Based on more than 5 years of collocated and coincident NOAA-18 MHS-CloudSat measurements, this fast model contains a set of empirical coefficients, or LUT, to describe the relationship between MHS cloud-induced radiance depression (Tcir) and CloudSat ice water path (IWP) at 157, 183±3 and 190 GHz. In the tropics, the Tcir-IWP relationships are also dependent slightly on cloud top height (CTH), while at the mid-latitude, the tropospheric temperature lapse rate plays a key role in modulating the variability of the relationships. A set of LUT with analytical solutions of the Jacobian matrices was then built-up. The retrieved IWP from MHS was further validated against CloudSat observations, which shows broad agreement between 300 and 104 g/m2.

We further compare the cloudy-sky biases of CRTM and the fast scattering model using MERRA reanalysis and a higher-resolution analysis (National Climate Assessment Run, or NCA run) as the input.
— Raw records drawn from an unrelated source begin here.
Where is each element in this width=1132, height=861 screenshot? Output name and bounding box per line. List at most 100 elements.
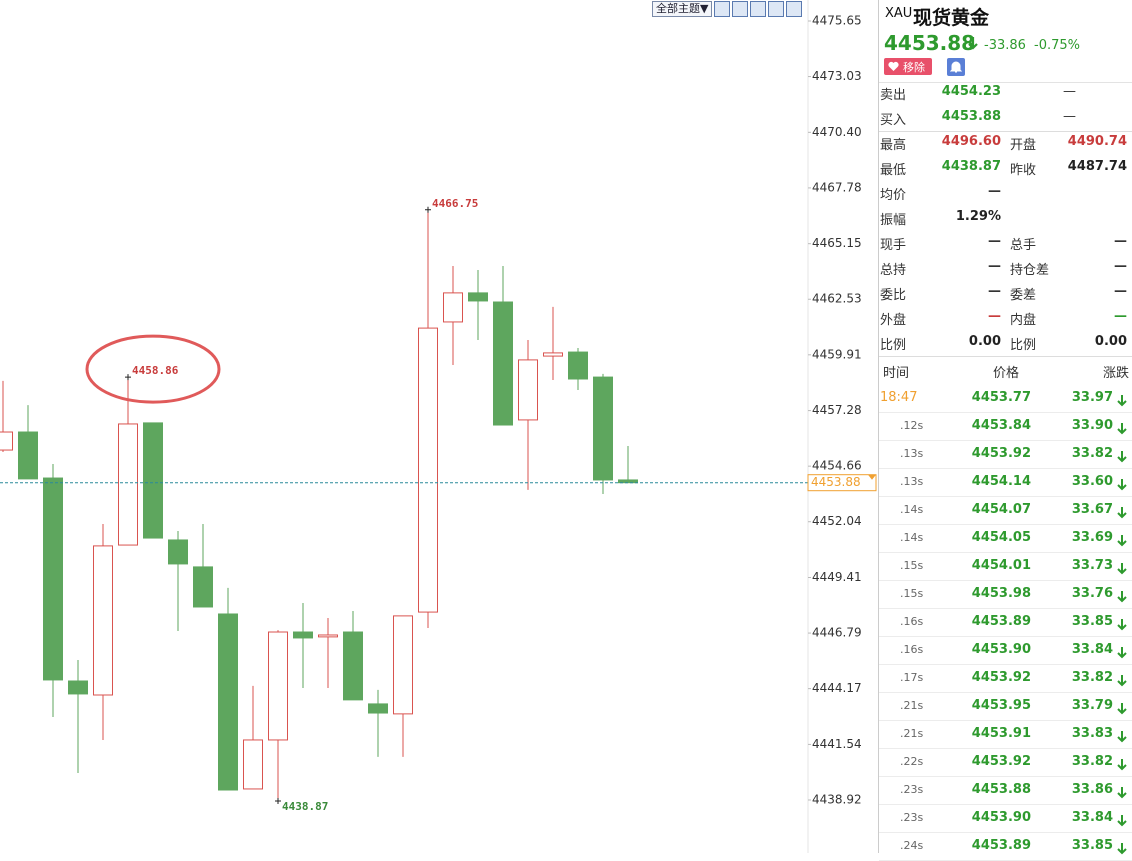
candle-body — [218, 613, 238, 791]
candle-body — [518, 359, 538, 421]
y-tick-label: 4459.91 — [812, 347, 862, 361]
stat-label: 内盘 — [1010, 313, 1037, 328]
tool-icon[interactable] — [786, 1, 803, 17]
tick-price: 4453.88 — [971, 782, 1031, 797]
table-header: 涨跌 — [1102, 366, 1129, 381]
tick-change: 33.97 — [1071, 390, 1113, 405]
candle-body — [193, 566, 213, 608]
table-header: 价格 — [993, 366, 1020, 381]
candle-body — [468, 292, 488, 302]
candle-body — [568, 351, 588, 380]
theme-button[interactable]: 全部主题▼ — [652, 1, 713, 17]
y-tick-label: 4457.28 — [812, 403, 862, 417]
candle-body — [343, 631, 363, 701]
down-arrow — [1117, 647, 1127, 659]
candle-body — [543, 352, 563, 357]
tick-time: .15s — [900, 587, 924, 600]
stat-value: 0.00 — [968, 334, 1001, 349]
alert-button[interactable] — [947, 58, 965, 76]
tool-icon[interactable] — [732, 1, 749, 17]
tick-price: 4454.07 — [971, 502, 1031, 517]
row-divider — [879, 580, 1132, 581]
stat-label: 总手 — [1010, 238, 1037, 253]
stat-label: 委差 — [1010, 288, 1037, 303]
tick-time: .23s — [900, 811, 924, 824]
tick-time: .12s — [900, 419, 924, 432]
arrow-shape — [1117, 535, 1127, 547]
symbol: XAU — [885, 6, 913, 21]
stat-label: 现手 — [880, 238, 907, 253]
tick-price: 4453.92 — [971, 670, 1031, 685]
tick-change: 33.79 — [1071, 698, 1113, 713]
tick-time: .16s — [900, 615, 924, 628]
candle-body — [293, 631, 313, 639]
down-arrow — [968, 37, 978, 50]
arrow-shape — [1117, 675, 1127, 687]
row-divider — [879, 804, 1132, 805]
down-arrow — [1117, 787, 1127, 799]
tick-change: 33.82 — [1071, 754, 1113, 769]
tick-change: 33.69 — [1071, 530, 1113, 545]
tick-price: 4454.05 — [971, 530, 1031, 545]
extreme-marker — [425, 206, 431, 213]
price: 4453.88 — [884, 31, 976, 55]
tick-change: 33.85 — [1071, 614, 1113, 629]
row-divider — [879, 776, 1132, 777]
stat-value: 4490.74 — [1067, 134, 1127, 149]
last-price-marker — [868, 474, 876, 480]
tick-change: 33.82 — [1071, 670, 1113, 685]
tick-price: 4453.91 — [971, 726, 1031, 741]
down-arrow — [1117, 843, 1127, 855]
tool-icon[interactable] — [714, 1, 731, 17]
down-arrow — [1117, 451, 1127, 463]
candle-body — [18, 431, 38, 480]
tool-icon[interactable] — [768, 1, 785, 17]
candle-body — [368, 703, 388, 714]
stat-value: — — [1114, 234, 1127, 249]
stat-label: 最高 — [880, 138, 907, 153]
tick-time: 18:47 — [880, 390, 918, 405]
last-price-label: 4453.88 — [811, 475, 861, 489]
quote-panel: XAU 现货黄金 4453.88 -33.86 -0.75% 移除 卖出 4454… — [878, 0, 1132, 861]
stat-label: 比例 — [880, 338, 907, 353]
stat-label: 昨收 — [1010, 163, 1037, 178]
down-arrow — [1117, 507, 1127, 519]
tick-change: 33.90 — [1071, 418, 1113, 433]
tool-icon[interactable] — [750, 1, 767, 17]
stat-value: — — [988, 284, 1001, 299]
row-divider — [879, 608, 1132, 609]
tick-change: 33.85 — [1071, 838, 1113, 853]
down-arrow — [1117, 479, 1127, 491]
remove-label: 移除 — [903, 61, 925, 74]
tick-time: .22s — [900, 755, 924, 768]
y-tick-label: 4462.53 — [812, 292, 862, 306]
row-divider — [879, 524, 1132, 525]
candle-body — [168, 539, 188, 565]
tick-time: .14s — [900, 503, 924, 516]
tick-price: 4453.92 — [971, 754, 1031, 769]
row-divider — [879, 720, 1132, 721]
heart-icon — [888, 61, 899, 71]
tick-time: .14s — [900, 531, 924, 544]
instrument-name: 现货黄金 — [913, 7, 990, 29]
stat-value: — — [1063, 109, 1076, 124]
stat-label: 外盘 — [880, 313, 907, 328]
stat-value: — — [1114, 284, 1127, 299]
row-divider — [879, 664, 1132, 665]
row-divider — [879, 552, 1132, 553]
extreme-marker — [125, 374, 131, 381]
arrow-shape — [1117, 647, 1127, 659]
change: -33.86 — [984, 38, 1026, 53]
extreme-label: 4458.86 — [132, 364, 179, 377]
remove-button[interactable]: 移除 — [884, 58, 932, 75]
arrow-shape — [1117, 843, 1127, 855]
down-arrow — [1117, 395, 1127, 407]
down-arrow — [1117, 731, 1127, 743]
candle-body — [443, 292, 463, 323]
candle-body — [493, 301, 513, 426]
tick-change: 33.86 — [1071, 782, 1113, 797]
divider — [879, 131, 1132, 132]
tick-change: 33.83 — [1071, 726, 1113, 741]
y-tick-label: 4441.54 — [812, 737, 862, 751]
stat-label: 买入 — [880, 113, 907, 128]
We will show that the current CRTM produces Tcir-IWP curves that are too shallow at these microwave channels compared with the observation, unable to close the radiance bias with reasonable IWP in optically thick/precipitating scenes during DA processes. The fast scattering model is able to greatly reduce the biases at these scenes. Together with CRTM “clear-sky” module, it runs 3X faster than the current CRTM “cloud scattering” mode. By swapping the current LUTs in CRTM with those generated from this study, the improved CRTM is expected to provide a critical step toward accurately representing cloudy radiances, enabling effective assimilation of all-sky radiances from NASA and NOAA future cloud/precipitation missions using high-frequency microwave.